When I was eleven our adored governess departed, and my family moved from Macclesfield to a tall grey stone house in Buxton, the Derbyshire ‘mountain spa’, in order that Edward and I might be sent to ‘good’ day-schools. His was a small preparatory school of which a vigorous Buxton man was then headmaster; mine inevitably described itself as ‘a school for the daughters of gentlemen’. My brother’s school, which certainly gave him a better grounding than I received from mine, will always be associated in my recollection with one significant experience.

 

Soon after Edward went there I happened, on my way to the town, to pass the school playground at a time when the boys were uproariously enjoying an afternoon break. Seeing Edward, I stopped; he called several of his newly made cronies, and we spent a few moments of pleasant ‘ragging’ across the low wall. I felt no consciousness of guilt, and was unaware that I had been seen, on their return home along an adjacent road, by my mother and an aunt who was staying with us. At tea-time a heavy and to me inexplicable atmosphere of disapproval hung over the table; shortly afterwards the storm exploded, and I was severely reprimanded for my naughtiness in thus publicly conversing with Edward’s companions. (I think it was the same aunt who afterwards informed me that the reason why our letters had to be left open at my school was ‘in case any of the girls should be so wicked as to write to boys’. Probably this was true of most girls’ schools before the War.)

 

The small incident was my first intimation that, in the eyes of the older generation, free and unself-conscious association between boys and girls was more improper than a prudish suspicion of the opposite sex. It aroused in me a rebellious resentment that I have never forgotten. I had not heard, in those days, of co-educational schools, but had I been aware of their experimental existence and been able to foresee my far-distant parenthood, I should probably have decided, then and there, that my own son and daughter should attend them.

 

I do not remember much about my day-school except that when I first went there I was badly bullied by two unpleasant little girls, who soon tired of the easy physical advantage given them by their superior age and stature, and instead endeavoured to torment my immature mind by forcing upon it items of sexual information in their most revolting form. My parents, who had suffered such qualms of apprehension over my entirely wholesome friendliness with Edward’s riotous companions, remained completely unaware of this real threat to my decency and my peace. I never mentioned it to them owing to a bitter sense of shame, which was not, however, aroused by my schoolfellows’ unæsthetic communications, but by my inability to restrain my tears during their physical assaults. So ambitious was I already, and so indifferent to sex in all its manifestations, that their attempts to corrupt my mind left it as innocent as they found it, and I resented only the pinchings and wrist-twistings which always accompanied my efforts to escape.

 

Though my school took a few boarders, most of its pupils were local; in consequence the class-room competition was practically non-existent.
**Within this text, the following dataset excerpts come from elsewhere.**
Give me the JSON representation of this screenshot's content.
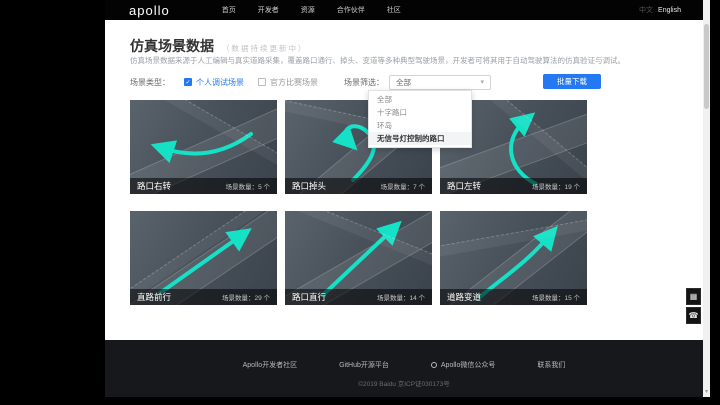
{
  "colors": {
    "accent_blue": "#2478f2",
    "arrow_teal": "#14e1c6",
    "header_bg": "#030303",
    "footer_bg": "#17181b"
  },
  "header": {
    "logo": "apollo",
    "nav": [
      "首页",
      "开发者",
      "资源",
      "合作伙伴",
      "社区"
    ],
    "lang_zh": "中文",
    "lang_en": "English"
  },
  "page": {
    "title": "仿真场景数据",
    "subtitle": "（数据持续更新中）",
    "description": "仿真场景数据来源于人工编辑与真实道路采集，覆盖路口通行、掉头、变道等多种典型驾驶场景，开发者可将其用于自动驾驶算法的仿真验证与调试。"
  },
  "filters": {
    "type_label": "场景类型：",
    "option1": "个人调试场景",
    "option2": "官方比赛场景",
    "check_glyph": "✓",
    "filter_label": "场景筛选：",
    "select_value": "全部",
    "caret_glyph": "▾",
    "download_button": "批量下载",
    "dropdown_options": [
      "全部",
      "十字路口",
      "环岛",
      "无信号灯控制的路口"
    ]
  },
  "cards": [
    {
      "name": "路口右转",
      "meta": "场景数量：5 个"
    },
    {
      "name": "路口掉头",
      "meta": "场景数量：7 个"
    },
    {
      "name": "路口左转",
      "meta": "场景数量：19 个"
    },
    {
      "name": "直路前行",
      "meta": "场景数量：29 个"
    },
    {
      "name": "路口直行",
      "meta": "场景数量：14 个"
    },
    {
      "name": "道路变道",
      "meta": "场景数量：15 个"
    }
  ],
  "footer": {
    "links": [
      "Apollo开发者社区",
      "GitHub开源平台",
      "Apollo微信公众号",
      "联系我们"
    ],
    "copyright": "©2019 Baidu 京ICP证030173号"
  },
  "icons": {
    "qr_code": "▦",
    "contact": "☎",
    "scroll_down": "▾"
  }
}
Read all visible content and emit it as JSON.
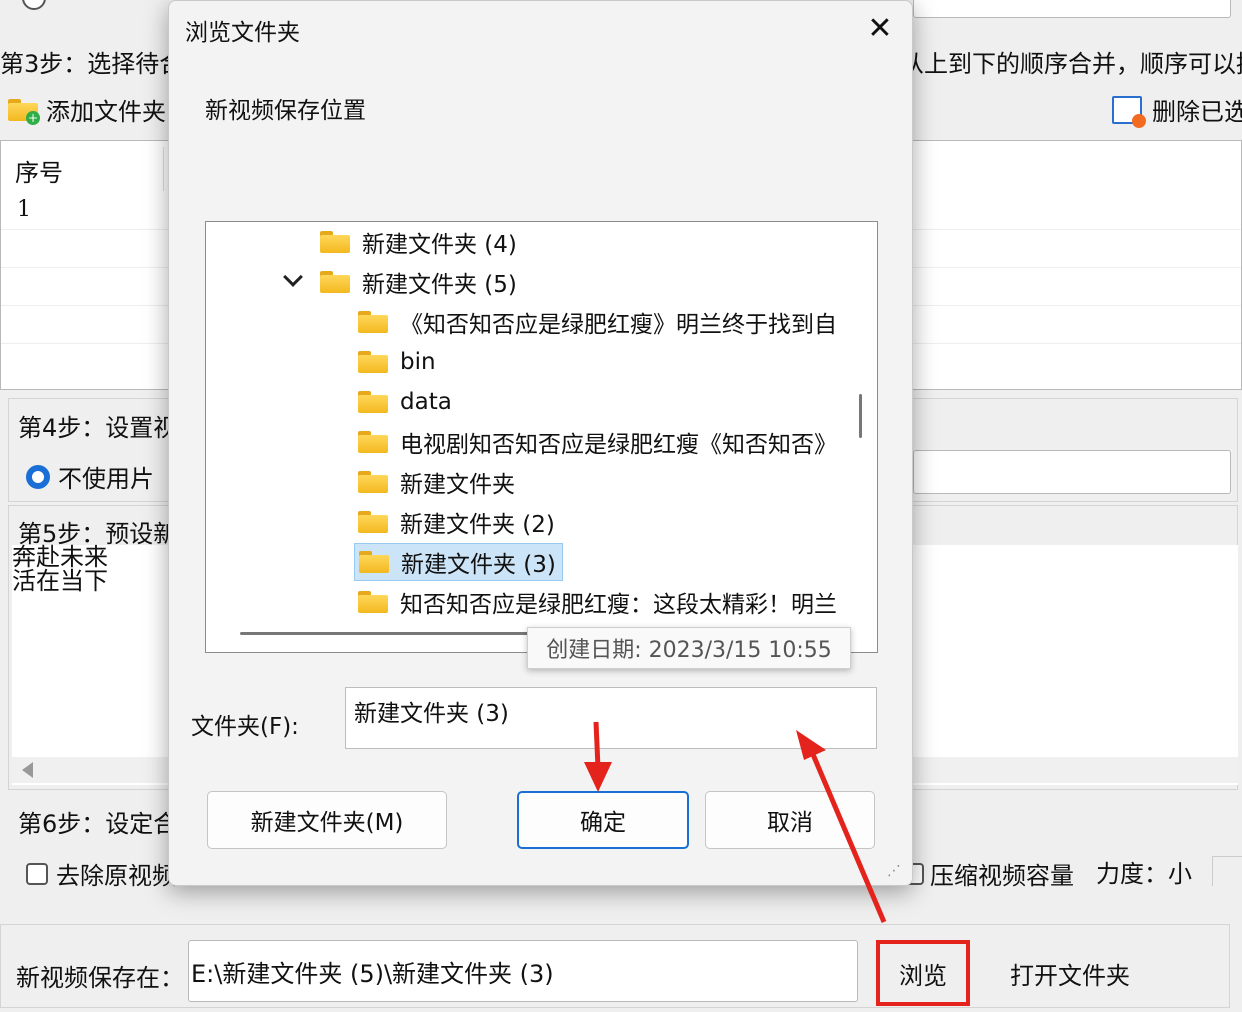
{
  "background": {
    "step3_label": "第3步：选择待合",
    "step3_right": "从上到下的顺序合并，顺序可以拖",
    "add_folder_label": "添加文件夹",
    "delete_selected_label": "删除已选",
    "table_header": "序号",
    "table_row_1": "1",
    "step4_label": "第4步：设置视",
    "no_segment_label": "不使用片",
    "step5_label": "第5步：预设新",
    "preset_line1": "奔赴未来",
    "preset_line2": "活在当下",
    "step6_label": "第6步：设定合",
    "remove_original_label": "去除原视频",
    "compress_label": "压缩视频容量",
    "strength_label": "力度：小",
    "save_path_label": "新视频保存在：",
    "save_path_value": "E:\\新建文件夹 (5)\\新建文件夹 (3)",
    "browse_button": "浏览",
    "open_folder_button": "打开文件夹"
  },
  "dialog": {
    "title": "浏览文件夹",
    "description": "新视频保存位置",
    "tree": [
      {
        "label": "新建文件夹 (4)",
        "expanded": false,
        "selected": false
      },
      {
        "label": "新建文件夹 (5)",
        "expanded": true,
        "selected": false
      },
      {
        "label": "《知否知否应是绿肥红瘦》明兰终于找到自",
        "selected": false
      },
      {
        "label": "bin",
        "selected": false
      },
      {
        "label": "data",
        "selected": false
      },
      {
        "label": "电视剧知否知否应是绿肥红瘦《知否知否》",
        "selected": false
      },
      {
        "label": "新建文件夹",
        "selected": false
      },
      {
        "label": "新建文件夹 (2)",
        "selected": false
      },
      {
        "label": "新建文件夹 (3)",
        "selected": true
      },
      {
        "label": "知否知否应是绿肥红瘦：这段太精彩！明兰",
        "selected": false
      }
    ],
    "tooltip": "创建日期: 2023/3/15 10:55",
    "folder_label": "文件夹(F):",
    "folder_value": "新建文件夹 (3)",
    "new_folder_button": "新建文件夹(M)",
    "ok_button": "确定",
    "cancel_button": "取消"
  },
  "colors": {
    "accent_blue": "#1a6fd6",
    "selection_bg": "#cce4f7",
    "annotation_red": "#e3231c"
  }
}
At the age of twelve I was already preening the gay feathers of my youthful conceit in one of the top forms, where the dull, coltish girls of sixteen and seventeen so persistently treated me as a prodigy that I soon lost such small ability as I had possessed to estimate my modest achievements at their true and limited worth.

 

When I first went to the school, it was in charge of an ancient mistress who was typical of the genteel and uncertificated past, but soon afterwards a new Principal was appointed with an unimpeachable Degree acquired from Cheltenham. In Buxton this was regarded as quite a remarkable qualification for a headmistress, and in those days my parents’ standards of scholarship were almost as unexacting. They had never, indeed, had much opportunity to become otherwise, for my mother had received a very spasmodic and unorthodox education, while my father, after reacting with characteristic if pardonable obstinacy against the rigours of Malvern in the eighteen-seventies, had been sent to the High School at Newcastle-under-Lyme, where the boys’ only consistent occupation was a perpetual baiting of the much-enduring masters.